Nasional
Tinjauan Mendalam atas Usulan Revisi UU Guru dan Dosen: Mewujudkan Kesejahteraan dan Perlindungan Guru di Indonesia
Jakarta (usmnews) di kutip dari kompascom Badan Legislasi (Baleg) Dewan Perwakilan Rakyat (DPR) Republik Indonesia telah mengambil langkah serius dalam meninjau kembali implementasi Undang-Undang Nomor 14 Tahun 2005 tentang Guru dan Dosen. Tinjauan ini merupakan respons terhadap berbagai isu krusial yang dihadapi oleh para pendidik di Indonesia, baik yang bertugas di sekolah swasta maupun sekolah negeri.

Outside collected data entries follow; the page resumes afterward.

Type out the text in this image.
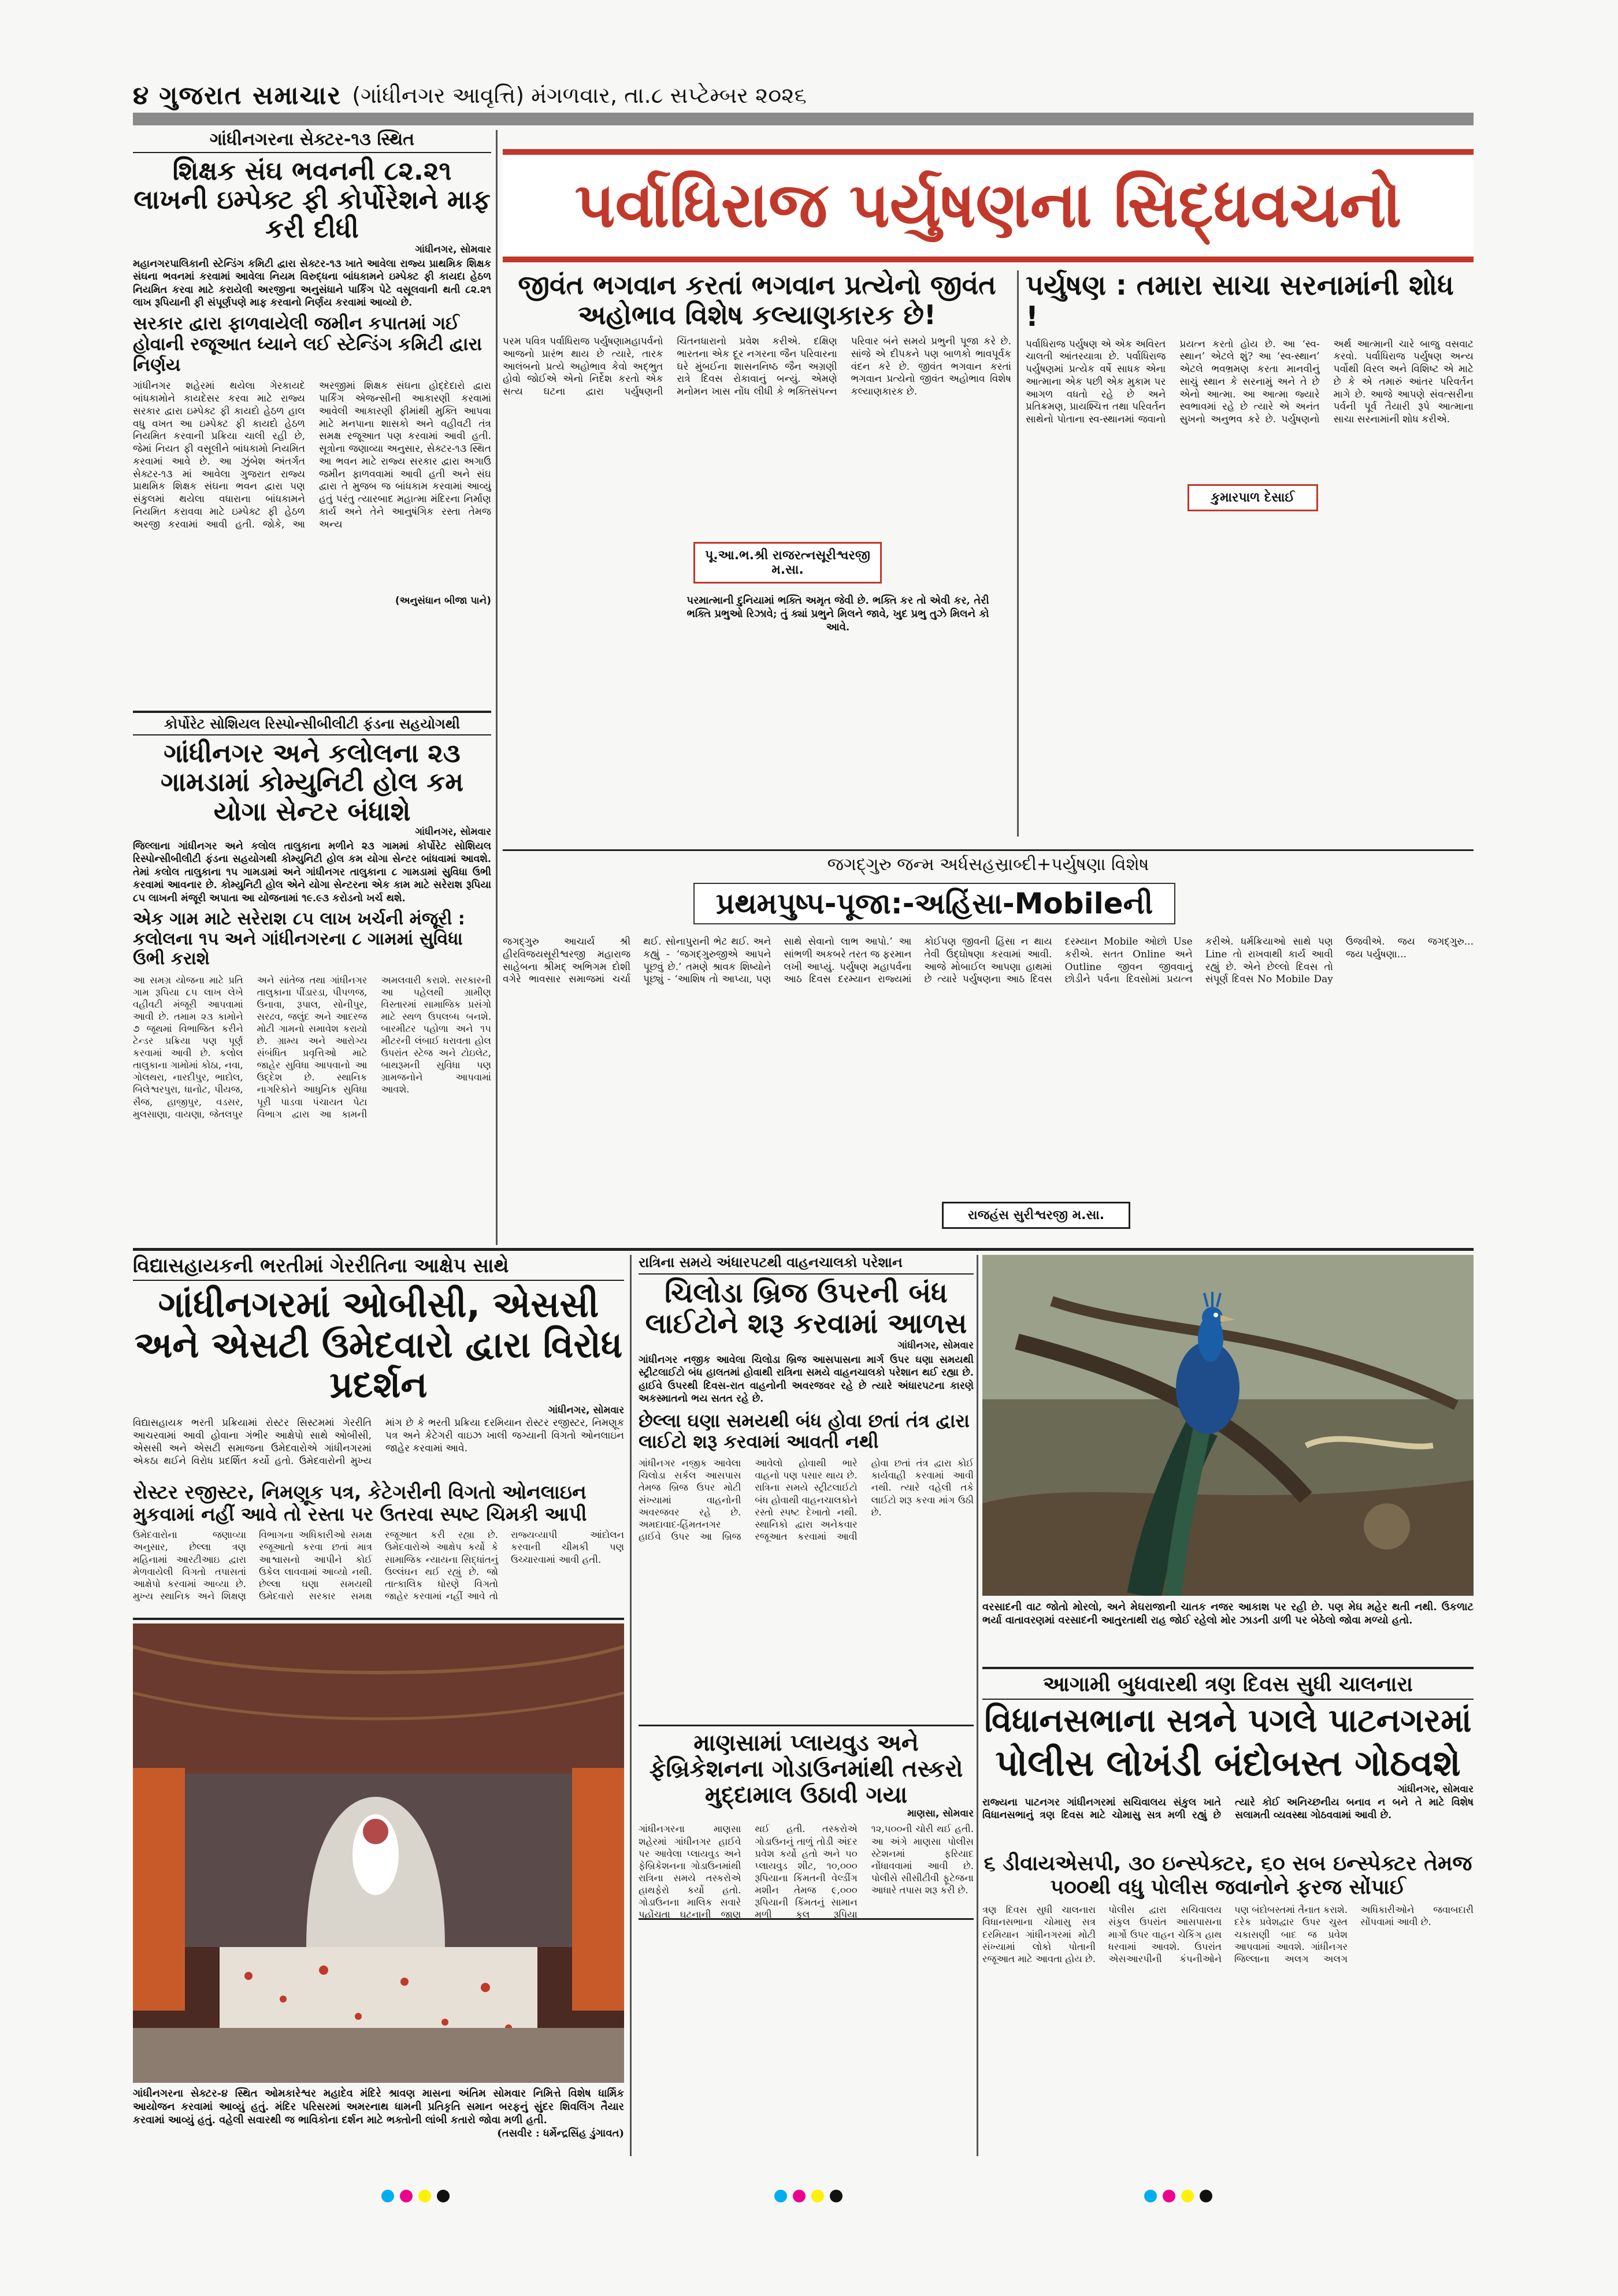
૪ ગુજરાત સમાચાર (ગાંધીનગર આવૃત્તિ) મંગળવાર, તા.૮ સપ્ટેમ્બર ૨૦૨૬
ગાંધીનગરના સેક્ટર-૧૩ સ્થિત
શિક્ષક સંઘ ભવનની ૮૨.૨૧ લાખની ઇમ્પેક્ટ ફી કોર્પોરેશને માફ કરી દીધી
ગાંધીનગર, સોમવાર
મહાનગરપાલિકાની સ્ટેન્ડિંગ કમિટી દ્વારા સેક્ટર-૧૩ ખાતે આવેલા રાજ્ય પ્રાથમિક શિક્ષક સંઘના ભવનમાં કરવામાં આવેલા નિયમ વિરુદ્ધના બાંધકામને ઇમ્પેક્ટ ફી કાયદા હેઠળ નિયમિત કરવા માટે કરાયેલી અરજીના અનુસંધાને પાર્કિંગ પેટે વસૂલવાની થતી ૮૨.૨૧ લાખ રૂપિયાની ફી સંપૂર્ણપણે માફ કરવાનો નિર્ણય કરવામાં આવ્યો છે.
સરકાર દ્વારા ફાળવાયેલી જમીન કપાતમાં ગઈ હોવાની રજૂઆત ધ્યાને લઈ સ્ટેન્ડિંગ કમિટી દ્વારા નિર્ણય
ગાંધીનગર શહેરમાં થયેલા ગેરકાયદે બાંધકામોને કાયદેસર કરવા માટે રાજ્ય સરકાર દ્વારા ઇમ્પેક્ટ ફી કાયદો હેઠળ હાલ વધુ વખત આ ઇમ્પેક્ટ ફી કાયદો હેઠળ નિયમિત કરવાની પ્રક્રિયા ચાલી રહી છે, જેમાં નિયત ફી વસૂલીને બાંધકામો નિયમિત કરવામાં આવે છે. આ ઝુંબેશ અંતર્ગત સેક્ટર-૧૩ માં આવેલા ગુજરાત રાજ્ય પ્રાથમિક શિક્ષક સંઘના ભવન દ્વારા પણ સંકુલમાં થયેલા વધારાના બાંધકામને નિયમિત કરાવવા માટે ઇમ્પેક્ટ ફી હેઠળ અરજી કરવામાં આવી હતી. જોકે, આ અરજીમાં શિક્ષક સંઘના હોદ્દેદારો દ્વારા પાર્કિંગ એજન્સીની આકારણી કરવામાં આવેલી આકારણી ફીમાંથી મુક્તિ આપવા માટે મનપાના શાસકો અને વહીવટી તંત્ર સમક્ષ રજૂઆત પણ કરવામાં આવી હતી. સૂત્રોના જણાવ્યા અનુસાર, સેક્ટર-૧૩ સ્થિત આ ભવન માટે રાજ્ય સરકાર દ્વારા અગાઉ જમીન ફાળવવામાં આવી હતી અને સંઘ દ્વારા તે મુજબ જ બાંધકામ કરવામાં આવ્યું હતું પરંતુ ત્યારબાદ મહાત્મા મંદિરના નિર્માણ કાર્ય અને તેને આનુષંગિક રસ્તા તેમજ અન્ય
(અનુસંધાન બીજા પાને)
કોર્પોરેટ સોશિયલ રિસ્પોન્સીબીલીટી ફંડના સહયોગથી
ગાંધીનગર અને કલોલના ૨૩ ગામડામાં કોમ્યુનિટી હોલ કમ યોગા સેન્ટર બંધાશે
ગાંધીનગર, સોમવાર
જિલ્લાના ગાંધીનગર અને કલોલ તાલુકાના મળીને ૨૩ ગામમાં કોર્પોરેટ સોશિયલ રિસ્પોન્સીબીલીટી ફંડના સહયોગથી કોમ્યુનિટી હોલ કમ યોગા સેન્ટર બાંધવામાં આવશે. તેમાં કલોલ તાલુકાના ૧૫ ગામડામાં અને ગાંધીનગર તાલુકાના ૮ ગામડામાં સુવિધા ઉભી કરવામાં આવનાર છે. કોમ્યુનિટી હોલ એને યોગા સેન્ટરના એક કામ માટે સરેરાશ રૂપિયા ૮૫ લાખની મંજૂરી અપાતા આ યોજનામાં ૧૯.૯૩ કરોડનો ખર્ચ થશે.
એક ગામ માટે સરેરાશ ૮૫ લાખ ખર્ચની મંજૂરી : કલોલના ૧૫ અને ગાંધીનગરના ૮ ગામમાં સુવિધા ઉભી કરાશે
આ સમગ્ર યોજના માટે પ્રતિ ગામ રૂપિયા ૮૫ લાખ લેખે વહીવટી મંજૂરી આપવામાં આવી છે. તમામ ૨૩ કામોને ૭ જૂથમાં વિભાજિત કરીને ટેન્ડર પ્રક્રિયા પણ પૂર્ણ કરવામાં આવી છે. કલોલ તાલુકાના ગામોમાં કોઠા, નવા, ગોલથરા, નારદીપુર, ભાદોલ, બિલેશ્વરપુરા, ધાનોટ, પીયજ, સૈજ, હાજીપુર, વડસર, મુલસાણા, વાયણા, જેતલપુર અને સાંતેજ તથા ગાંધીનગર તાલુકાના પીંડારડા, પીપળજ, ઉનાવા, રૂપાલ, સોનીપુર, સરઢવ, જલુંદ અને આદરજ મોટી ગામનો સમાવેશ કરાયો છે. ગ્રામ્ય અને આરોગ્ય સંબંધિત પ્રવૃત્તિઓ માટે જાહેર સુવિધા આપવાનો આ ઉદ્દેશ છે. સ્થાનિક નાગરિકોને આધુનિક સુવિધા પૂરી પાડવા પંચાયત પેટા વિભાગ દ્વારા આ કામની અમલવારી કરાશે. સરકારની આ પહેલથી ગ્રામીણ વિસ્તારમાં સામાજિક પ્રસંગો માટે સ્થળ ઉપલબ્ધ બનશે. બારમીટર પહોળા અને ૧૫ મીટરની લંબાઈ ધરાવતા હોલ ઉપરાંત સ્ટેજ અને ટોઇલેટ, બાથરૂમની સુવિધા પણ ગ્રામજનોને આપવામાં આવશે.
પર્વાધિરાજ પર્યુષણના સિદ્ધવચનો
જીવંત ભગવાન કરતાં ભગવાન પ્રત્યેનો જીવંત અહોભાવ વિશેષ કલ્યાણકારક છે!
પરમ પવિત્ર પર્વાધિરાજ પર્યુષણામહાપર્વનો આજનો પ્રારંભ થાય છે ત્યારે, તારક આલંબનો પ્રત્યે અહોભાવ કેવો અદ્ભુત હોવો જોઈએ એનો નિર્દેશ કરતો એક સત્ય ઘટના દ્વારા પર્યુષણની ચિંતનધારાનો પ્રવેશ કરીએ. દક્ષિણ ભારતના એક દૂર નગરના જૈન પરિવારના ઘરે મુંબઈના શાસનનિષ્ઠ જૈન અગ્રણી રાત્રે દિવસ રોકાવાનું બન્યું. એમણે મનોમન ખાસ નોંધ લીધી કે ભક્તિસંપન્ન પરિવાર બંને સમયે પ્રભુની પૂજા કરે છે. સાંજે એ દીપકને પણ બાળકો ભાવપૂર્વક વંદન કરે છે. જીવંત ભગવાન કરતાં ભગવાન પ્રત્યેનો જીવંત અહોભાવ વિશેષ કલ્યાણકારક છે.
પૂ.આ.ભ.શ્રી રાજરત્નસૂરીશ્વરજી મ.સા.
પરમાત્માની દુનિયામાં ભક્તિ અમૃત જેવી છે. ભક્તિ કર તો એવી કર, તેરી ભક્તિ પ્રભુઓ રિઝાવે; તું ક્યાં પ્રભુને મિલને જાવે, ખુદ પ્રભુ તુઝે મિલને કો આવે.
પર્યુષણ : તમારા સાચા સરનામાંની શોધ !
પર્વાધિરાજ પર્યુષણ એ એક અવિરત ચાલતી આંતરયાત્રા છે. પર્વાધિરાજ પર્યુષણમાં પ્રત્યેક વર્ષે સાધક એના આત્માના એક પછી એક મુકામ પર આગળ વધતો રહે છે અને પ્રતિક્રમણ, પ્રાયશ્ચિત્ત તથા પરિવર્તન સાથેનો પોતાના સ્વ-સ્થાનમાં જવાનો પ્રયત્ન કરતો હોય છે. આ ‘સ્વ-સ્થાન’ એટલે શું? આ ‘સ્વ-સ્થાન’ એટલે ભવભ્રમણ કરતા માનવીનું સાચું સ્થાન કે સરનામું અને તે છે એનો આત્મા. આ આત્મા જ્યારે સ્વભાવમાં રહે છે ત્યારે એ અનંત સુખનો અનુભવ કરે છે. પર્યુષણનો અર્થ આત્માની ચારે બાજુ વસવાટ કરવો. પર્વાધિરાજ પર્યુષણ અન્ય પર્વોથી વિરલ અને વિશિષ્ટ એ માટે છે કે એ તમારું આંતર પરિવર્તન માગે છે. આજે આપણે સંવત્સરીના પર્વની પૂર્વ તૈયારી રૂપે આત્માના સાચા સરનામાંની શોધ કરીએ.
કુમારપાળ દેસાઈ
જગદ્ગુરુ જન્મ અર્ધસહસ્રાબ્દી+પર્યુષણા વિશેષ
પ્રથમપુષ્પ-પૂજા:-અહિંસા-Mobileની
જગદ્ગુરુ આચાર્ય શ્રી હીરવિજયસૂરીશ્વરજી મહારાજ સાહેબના શ્રીમદ્ અભિગમ દોશી વગેરે ભાવસાર સમાજમાં ચર્ચા થઈ. સોનાપુરાની ભેટ થઈ. અને કહ્યું - ‘જગદ્ગુરુજીએ આપને પૂછવું છે.’ તમણે શ્રાવક શિષ્યોને પૂછ્યું - ‘આશિષ તો આપ્યા, પણ સાથે સેવાનો લાભ આપો.’ આ સાંભળી અકબરે તરત જ ફરમાન લખી આપ્યું. પર્યુષણ મહાપર્વના આઠ દિવસ દરમ્યાન રાજ્યમાં કોઈપણ જીવની હિંસા ન થાય તેવી ઉદ્ઘોષણા કરવામાં આવી. આજે મોબાઈલ આપણા હાથમાં છે ત્યારે પર્યુષણના આઠ દિવસ દરમ્યાન Mobile ઓછો Use કરીએ. સતત Online અને Outline જીવન જીવવાનું છોડીને પર્વના દિવસોમાં પ્રયત્ન કરીએ. ધર્મક્રિયાઓ સાથે પણ Line તો રાખવાથી કાર્ય આવી રહ્યું છે. એને છેલ્લો દિવસ તો સંપૂર્ણ દિવસ No Mobile Day ઉજવીએ. જય જગદ્ગુરુ... જય પર્યુષણા...
રાજહંસ સુરીશ્વરજી મ.સા.
વિદ્યાસહાયકની ભરતીમાં ગેરરીતિના આક્ષેપ સાથે
ગાંધીનગરમાં ઓબીસી, એસસી અને એસટી ઉમેદવારો દ્વારા વિરોધ પ્રદર્શન
ગાંધીનગર, સોમવાર
વિદ્યાસહાયક ભરતી પ્રક્રિયામાં રોસ્ટર સિસ્ટમમાં ગેરરીતિ આચરવામાં આવી હોવાના ગંભીર આક્ષેપો સાથે ઓબીસી, એસસી અને એસટી સમાજના ઉમેદવારોએ ગાંધીનગરમાં એકઠા થઈને વિરોધ પ્રદર્શિત કર્યો હતો. ઉમેદવારોની મુખ્ય માંગ છે કે ભરતી પ્રક્રિયા દરમિયાન રોસ્ટર રજીસ્ટર, નિમણૂક પત્ર અને કેટેગરી વાઇઝ ખાલી જગ્યાની વિગતો ઓનલાઇન જાહેર કરવામાં આવે.
રોસ્ટર રજીસ્ટર, નિમણૂક પત્ર, કેટેગરીની વિગતો ઓનલાઇન મુકવામાં નહીં આવે તો રસ્તા પર ઉતરવા સ્પષ્ટ ચિમકી આપી
ઉમેદવારોના જણાવ્યા અનુસાર, છેલ્લા ત્રણ મહિનામાં આરટીઆઇ દ્વારા મેળવાયેલી વિગતો તપાસતાં આક્ષેપો કરવામાં આવ્યા છે. મુખ્ય સ્થાનિક અને શિક્ષણ વિભાગના અધિકારીઓ સમક્ષ રજૂઆતો કરવા છતાં માત્ર આશ્વાસનો આપીને કોઈ ઉકેલ લાવવામાં આવ્યો નથી. છેલ્લા ઘણા સમયથી ઉમેદવારો સરકાર સમક્ષ રજૂઆત કરી રહ્યા છે. ઉમેદવારોએ આક્ષેપ કર્યો કે સામાજિક ન્યાયના સિદ્ધાંતનું ઉલ્લંઘન થઈ રહ્યું છે. જો તાત્કાલિક ધોરણે વિગતો જાહેર કરવામાં નહીં આવે તો રાજ્યવ્યાપી આંદોલન કરવાની ચીમકી પણ ઉચ્ચારવામાં આવી હતી.
રાત્રિના સમયે અંધારપટથી વાહનચાલકો પરેશાન
ચિલોડા બ્રિજ ઉપરની બંધ લાઈટોને શરૂ કરવામાં આળસ
ગાંધીનગર, સોમવાર
ગાંધીનગર નજીક આવેલા ચિલોડા બ્રિજ આસપાસના માર્ગ ઉપર ઘણા સમયથી સ્ટ્રીટલાઈટો બંધ હાલતમાં હોવાથી રાત્રિના સમયે વાહનચાલકો પરેશાન થઈ રહ્યા છે. હાઈવે ઉપરથી દિવસ-રાત વાહનોની અવરજવર રહે છે ત્યારે અંધારપટના કારણે અકસ્માતનો ભય સતત રહે છે.
છેલ્લા ઘણા સમયથી બંધ હોવા છતાં તંત્ર દ્વારા લાઈટો શરૂ કરવામાં આવતી નથી
ગાંધીનગર નજીક આવેલા ચિલોડા સર્કલ આસપાસ તેમજ બ્રિજ ઉપર મોટી સંખ્યામાં વાહનોની અવરજવર રહે છે. અમદાવાદ-હિંમતનગર હાઈવે ઉપર આ બ્રિજ આવેલો હોવાથી ભારે વાહનો પણ પસાર થાય છે. રાત્રિના સમયે સ્ટ્રીટલાઈટો બંધ હોવાથી વાહનચાલકોને રસ્તો સ્પષ્ટ દેખાતો નથી. સ્થાનિકો દ્વારા અનેકવાર રજૂઆત કરવામાં આવી હોવા છતાં તંત્ર દ્વારા કોઈ કાર્યવાહી કરવામાં આવી નથી. ત્યારે વહેલી તકે લાઈટો શરૂ કરવા માંગ ઉઠી છે.
વરસાદની વાટ જોતો મોરલો, અને મેઘરાજાની ચાતક નજર આકાશ પર રહી છે. પણ મેઘ મહેર થતી નથી. ઉકળાટ ભર્યા વાતાવરણમાં વરસાદની આતુરતાથી રાહ જોઈ રહેલો મોર ઝાડની ડાળી પર બેઠેલો જોવા મળ્યો હતો.
આગામી બુધવારથી ત્રણ દિવસ સુધી ચાલનારા
વિધાનસભાના સત્રને પગલે પાટનગરમાં
પોલીસ લોખંડી બંદોબસ્ત ગોઠવશે
ગાંધીનગર, સોમવાર
રાજ્યના પાટનગર ગાંધીનગરમાં સચિવાલય સંકુલ ખાતે વિધાનસભાનું ત્રણ દિવસ માટે ચોમાસુ સત્ર મળી રહ્યું છે ત્યારે કોઈ અનિચ્છનીય બનાવ ન બને તે માટે વિશેષ સલામતી વ્યવસ્થા ગોઠવવામાં આવી છે.
૬ ડીવાયએસપી, ૩૦ ઇન્સ્પેક્ટર, ૬૦ સબ ઇન્સ્પેક્ટર તેમજ ૫૦૦થી વધુ પોલીસ જવાનોને ફરજ સોંપાઈ
ત્રણ દિવસ સુધી ચાલનારા વિધાનસભાના ચોમાસુ સત્ર દરમિયાન ગાંધીનગરમાં મોટી સંખ્યામાં લોકો પોતાની રજૂઆત માટે આવતા હોય છે. પોલીસ દ્વારા સચિવાલય સંકુલ ઉપરાંત આસપાસના માર્ગો ઉપર વાહન ચેકિંગ હાથ ધરવામાં આવશે. ઉપરાંત એસઆરપીની કંપનીઓને પણ બંદોબસ્તમાં તૈનાત કરાશે. દરેક પ્રવેશદ્વાર ઉપર ચુસ્ત ચકાસણી બાદ જ પ્રવેશ આપવામાં આવશે. ગાંધીનગર જિલ્લાના અલગ અલગ અધિકારીઓને જવાબદારી સોંપવામાં આવી છે.
માણસામાં પ્લાયવુડ અને ફેબ્રિકેશનના ગોડાઉનમાંથી તસ્કરો મુદ્દામાલ ઉઠાવી ગયા
માણસા, સોમવાર
ગાંધીનગરના માણસા શહેરમાં ગાંધીનગર હાઈવે પર આવેલા પ્લાયવુડ અને ફેબ્રિકેશનના ગોડાઉનમાંથી રાત્રિના સમયે તસ્કરોએ હાથફેરો કર્યો હતો. ગોડાઉનના માલિક સવારે પહોંચતા ઘટનાની જાણ થઈ હતી. તસ્કરોએ ગોડાઉનનું તાળું તોડી અંદર પ્રવેશ કર્યો હતો અને ૫૦ પ્લાયવુડ શીટ, ૧૦,૦૦૦ રૂપિયાના કિંમતની વેલ્ડીંગ મશીન તેમજ ૯,૦૦૦ રૂપિયાની કિંમતનું સામાન મળી કુલ રૂપિયા ૧૨,૫૦૦ની ચોરી થઈ હતી. આ અંગે માણસા પોલીસ સ્ટેશનમાં ફરિયાદ નોંધાવવામાં આવી છે. પોલીસે સીસીટીવી ફૂટેજના આધારે તપાસ શરૂ કરી છે.
ગાંધીનગરના સેક્ટર-૪ સ્થિત ઓમકારેશ્વર મહાદેવ મંદિરે શ્રાવણ માસના અંતિમ સોમવાર નિમિત્તે વિશેષ ધાર્મિક આયોજન કરવામાં આવ્યું હતું. મંદિર પરિસરમાં અમરનાથ ધામની પ્રતિકૃતિ સમાન બરફનું સુંદર શિવલિંગ તૈયાર કરવામાં આવ્યું હતું. વહેલી સવારથી જ ભાવિકોના દર્શન માટે ભક્તોની લાંબી કતારો જોવા મળી હતી.
(તસવીર : ધર્મેન્દ્રસિંહ ડુંગાવત)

Wakil Ketua Komisi X DPR RI dan Anggota Baleg DPR, Sugiat Santoso, menegaskan bahwa revisi terhadap UU Guru dan Dosen ini sudah menjadi kebutuhan mendesak. Menurutnya, masalah yang membayangi profesi guru dan dosen sangat kompleks, mencakup isu fundamental seperti **kesejahteraan ekonomi** dan **perlindungan hukum** dalam menjalankan tugas profesional mereka.
### 💰 Isu Sentral Kesejahteraan: Upah Minimum untuk Mencegah Gaji Rendah
Salah satu sorotan utama yang diangkat oleh Sugiat Santoso adalah kondisi kesejahteraan guru, terutama yang bekerja di institusi swasta dan guru honorer di sekolah negeri. Sugiat memaparkan bahwa guru-guru yang mengabdi di sekolah swasta sering kali tidak memiliki standar gaji pokok yang jelas. Kompensasi yang mereka terima sangat bergantung pada kebijakan internal dan kemampuan finansial dari yayasan tempat mereka bernaung, yang seringkali dihitung berdasarkan jumlah jam mengajar atau jam berdiri di kelas.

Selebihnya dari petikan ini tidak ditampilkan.